Poor pay and marginalised
In actual fact, apprenticeships provide the national minimum wage and many actually pay above that.
The important thing to keep in mind is that there is a UK-wide – in fact global – shortage of people with engineering qualifications. Industry and education are working hard to attract more people – especially women – to engineering employment. It is a highly valued and respected career path.
This means that after your engineering apprenticeship, you may well be able to have your pick of jobs and could quickly find yourself earning a substantial salary.
University graduates have better pay and prospects
There are a few lingering myths about the different routes to be a qualified engineer. If you choose to enrol on an apprenticeship in the North West of England, your work experience and qualifications will carry a long of weight with future employers. You gain engineering qualifications without getting into debt too.
Qualifications gained are not as good as degrees
There is a wide range of different qualifications you can gain from both higher education and apprenticeship routes. They are accredited by bodies made up of both academics and employers, who know what skills, knowledge and attributes the engineering industry needs to go forwards.
You choose a qualification that suits your level of learning. You could reach a higher level on an engineering apprenticeship, which is the equivalent of a foundation degree at university.
Apprenticeships are “just” training schemes for young people
Of course, you get on-the-job training throughout your apprenticeship. However, this will be a real job. You will be as much a part of the team at your company as anyone else.
Engineering apprenticeships are not just for school and college leavers either.
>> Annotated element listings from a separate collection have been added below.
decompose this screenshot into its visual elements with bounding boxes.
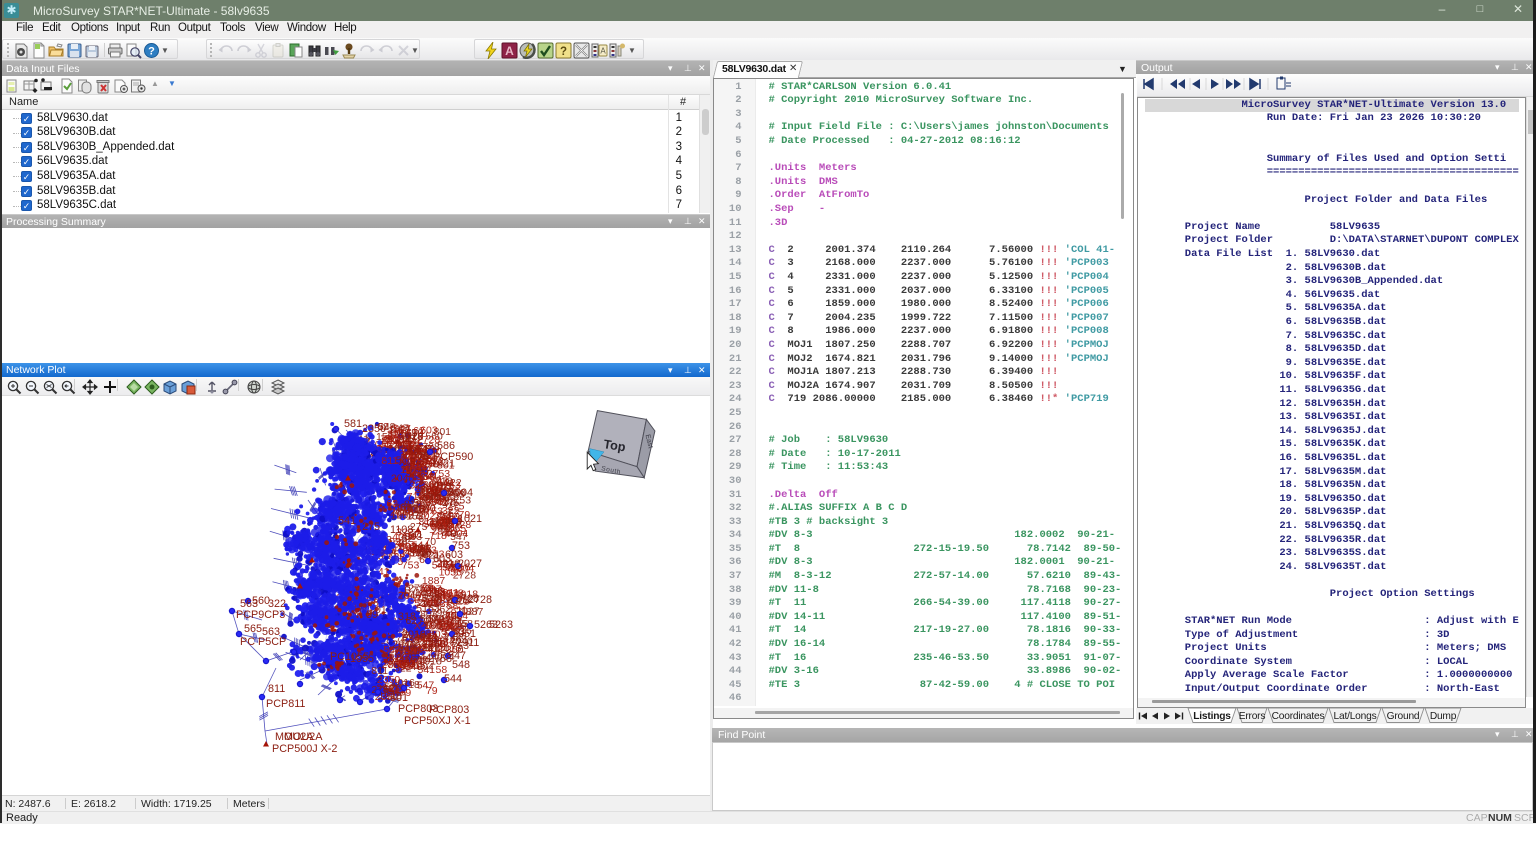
svg-text:Coordinates: Coordinates: [1272, 711, 1325, 722]
svg-text:2911: 2911: [456, 637, 479, 649]
svg-text:?: ?: [560, 46, 567, 58]
svg-text:Errors: Errors: [1239, 711, 1266, 722]
svg-text:2016: 2016: [402, 629, 426, 641]
svg-text:753: 753: [414, 547, 432, 559]
svg-text:560: 560: [413, 497, 431, 509]
svg-text:2350: 2350: [362, 423, 386, 435]
svg-text:811: 811: [268, 683, 285, 695]
svg-text:2728: 2728: [468, 594, 492, 606]
svg-text:MOU2A: MOU2A: [284, 731, 323, 743]
svg-text:544: 544: [444, 673, 462, 685]
svg-text:603: 603: [445, 549, 463, 561]
svg-text:5163: 5163: [416, 603, 440, 615]
svg-text:1021: 1021: [388, 424, 412, 436]
svg-text:1021: 1021: [458, 513, 482, 525]
svg-text:565: 565: [244, 623, 262, 635]
svg-text:A: A: [505, 44, 514, 58]
svg-text:158: 158: [395, 501, 413, 513]
svg-text:PCP9CP3: PCP9CP3: [236, 609, 285, 621]
svg-text:2040: 2040: [405, 654, 429, 666]
svg-text:548: 548: [452, 659, 470, 671]
svg-text:541: 541: [338, 515, 356, 527]
svg-text:811: 811: [381, 455, 398, 467]
svg-text:801: 801: [434, 426, 452, 438]
svg-text:PC P5CP: PC P5CP: [240, 636, 286, 648]
svg-text:548: 548: [423, 590, 441, 602]
svg-text:275: 275: [362, 521, 380, 533]
svg-text:2758: 2758: [428, 653, 452, 665]
svg-text:Ground: Ground: [1387, 711, 1420, 722]
svg-text:2040: 2040: [391, 473, 415, 485]
svg-text:59: 59: [366, 609, 378, 621]
svg-text:580: 580: [383, 435, 401, 447]
svg-text:581: 581: [344, 418, 362, 430]
svg-text:1108: 1108: [390, 524, 413, 536]
svg-text:B7: B7: [404, 585, 417, 597]
svg-text:1887: 1887: [460, 606, 484, 618]
svg-text:PCP50XJ X-1: PCP50XJ X-1: [404, 715, 471, 727]
svg-text:753: 753: [440, 527, 458, 539]
svg-text:1055: 1055: [350, 653, 374, 665]
svg-text:2350: 2350: [429, 616, 453, 628]
svg-text:PCP590: PCP590: [433, 451, 473, 463]
svg-text:318: 318: [398, 611, 416, 623]
svg-text:322: 322: [268, 598, 286, 610]
svg-text:5263: 5263: [489, 619, 513, 631]
svg-text:PCP811: PCP811: [266, 698, 305, 710]
svg-text:70: 70: [412, 431, 424, 443]
svg-text:Listings: Listings: [1193, 711, 1231, 722]
svg-text:PCP500J X-2: PCP500J X-2: [272, 743, 337, 755]
svg-text:?: ?: [148, 46, 155, 58]
svg-text:A: A: [600, 47, 606, 56]
svg-text:Dump: Dump: [1430, 711, 1457, 722]
svg-text:Lat/Longs: Lat/Longs: [1334, 711, 1377, 722]
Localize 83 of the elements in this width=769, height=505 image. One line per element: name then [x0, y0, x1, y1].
The government funds placements for ages 16 to 24, but you can opt to gain qualifications as an engineering apprentice at any age!
Apprenticeships are all work and no play
It’s rare these days to find a university student who doesn’t have a part-time job during their studies. If you’re an engineering apprentice, the difference is that the wage is all taken care of while you gain qualifications; probably leaving you with spare cash for your leisure time too.